There was no destroyer signal, as he had known. The ship’s computer shifted through the configurations and matched his present location: approximately one light-hour away from his scheduled rendezvous in the home-system of Lion.

He smiled. It had worked.

He had set the contraction mechanism for a triple sequence with a delay of only minutes between each effort. Thus the moon had made the first jump to Lion, hesitated momentarily, and gone into the return cycle before protoplasmic reconstitution could start. The brief interim and the relative motion of the two surfaces of space had sent it back at an angle, and it had emerged several light-minutes from its origin. Before the home-crowd could respond, since it took minutes for them even to see it, it had gone into the third compression, to emerge at its present spot. Its route had been a kind of N figure, the displacement magnified by the stress exerted on the fabric of space by adjacent punchthroughs. Dangerous — but what were heroes for, if not to brave danger?

Only then had the reconstitution process commenced. This had taken hours — but his displacement in space should have been sufficient for security. Just about now things should be popping.

They were. The sweep showed the traces that indicated an armada encircling the inhabited world of this system: battleships traveling at speed. The Lions had anticipated treachery.

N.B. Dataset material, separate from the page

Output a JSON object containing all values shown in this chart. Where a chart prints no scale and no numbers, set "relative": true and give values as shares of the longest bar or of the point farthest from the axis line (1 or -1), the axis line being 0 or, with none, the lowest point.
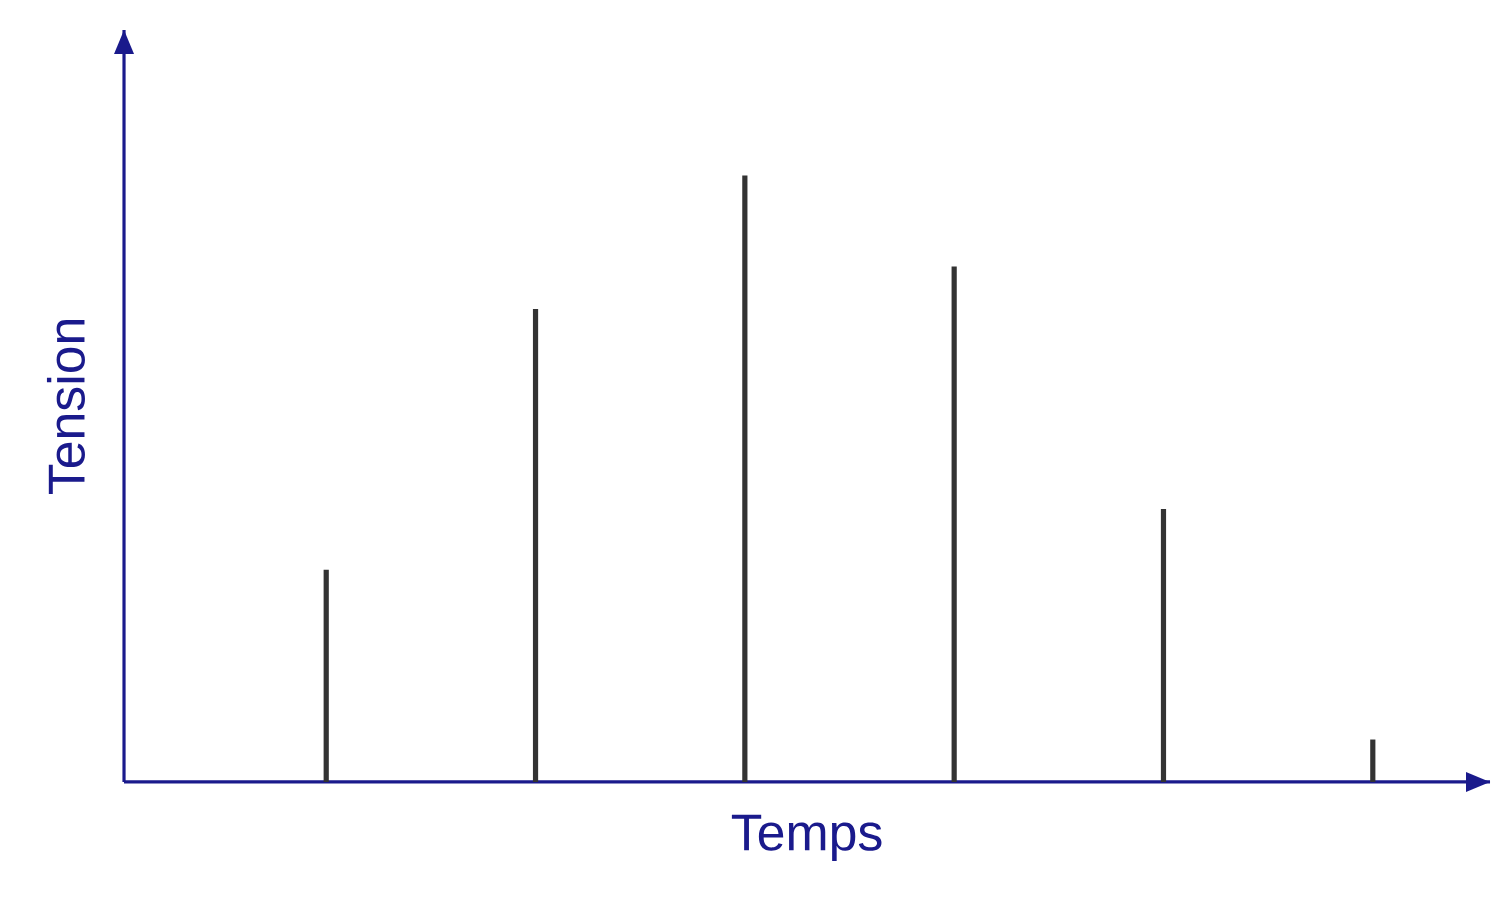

And the anticipation had been well fulfilled. Two uncharted moons drifted within the system, light-hours apart, and he knew that at least one more was present on the far side, too far from his own location to register yet. Observation by optics or macronics was so slow! It was an all-out attack; the inundation strike the Ram Admiral had urged.

What of the Lion second-strike capability the Chief had so carefully mentioned? Schön smiled again. The solution to that inhibitor was obvious. The Rams had underestimated the perspicacity of the stranger, thinking to set him up as a duped emissary. They had staged a mock meeting and made a mock decision, while the war preparations moved ahead full-scale. There had never been a true capitulation, and probably not even a genuine ultimatum. This thrust had been decades in the making.

Lion ships still cruised in the vicinity of the supposed emergence, though the bulk of that fleet was already heading toward him. They had thought that his moon was merely another unit in the invasion — as indeed it was. But it had not stayed long enough to allow their planet-busters to score, and now was in an unscheduled location. Doubly unscheduled: naturally the Ram schedule differed from that set up for the truce mission, and his own schedule differed from Ram’s.

He adjusted the macroscope to focus within his own moon and took a look on sweep. Sure enough, the buried warships were already coming to life, their crews having emerged from mass gasification. He had at least done them the favor of saving them from the planet-busters; Lion intelligence was better than Ram’s. Not that it made any difference to him.

Strange that they had trusted him with the spacefold mechanism. Perhaps they had feared that he would recognize a dummy-panel — a correct assumption — and had felt that the lock sufficed against incidental mischief. If they really thought he was an important Lion spy, verisimilitude required that he be allowed to observe the setting for himself.

There were hundreds of simpler and surer ways of doing it, naturally. But the military mind had never been noted for its subtlety or efficiency, fortunately. Fortunately? It would not be the military mind if it were clever. Most likely, the Ram strategists had simply underestimated him by a factor of two or three.

In due course his Ram escort would get around to dispatching him as superfluous. His ship was unarmed — theoretically in accordance with the negotiations setup — and lacked working fluid for any extended trip. They were sure they had him penned safely; their immediate concern was the approaching fleet of Lion.

He refocused the scope on the farther reaches of the system. Sure enough: the third expedition had appeared. No moonlet, this; Ram had transported its entire home-world! That was their answer to Lion’s second-strike capability, as he had suspected. Removal of the target from the target-system.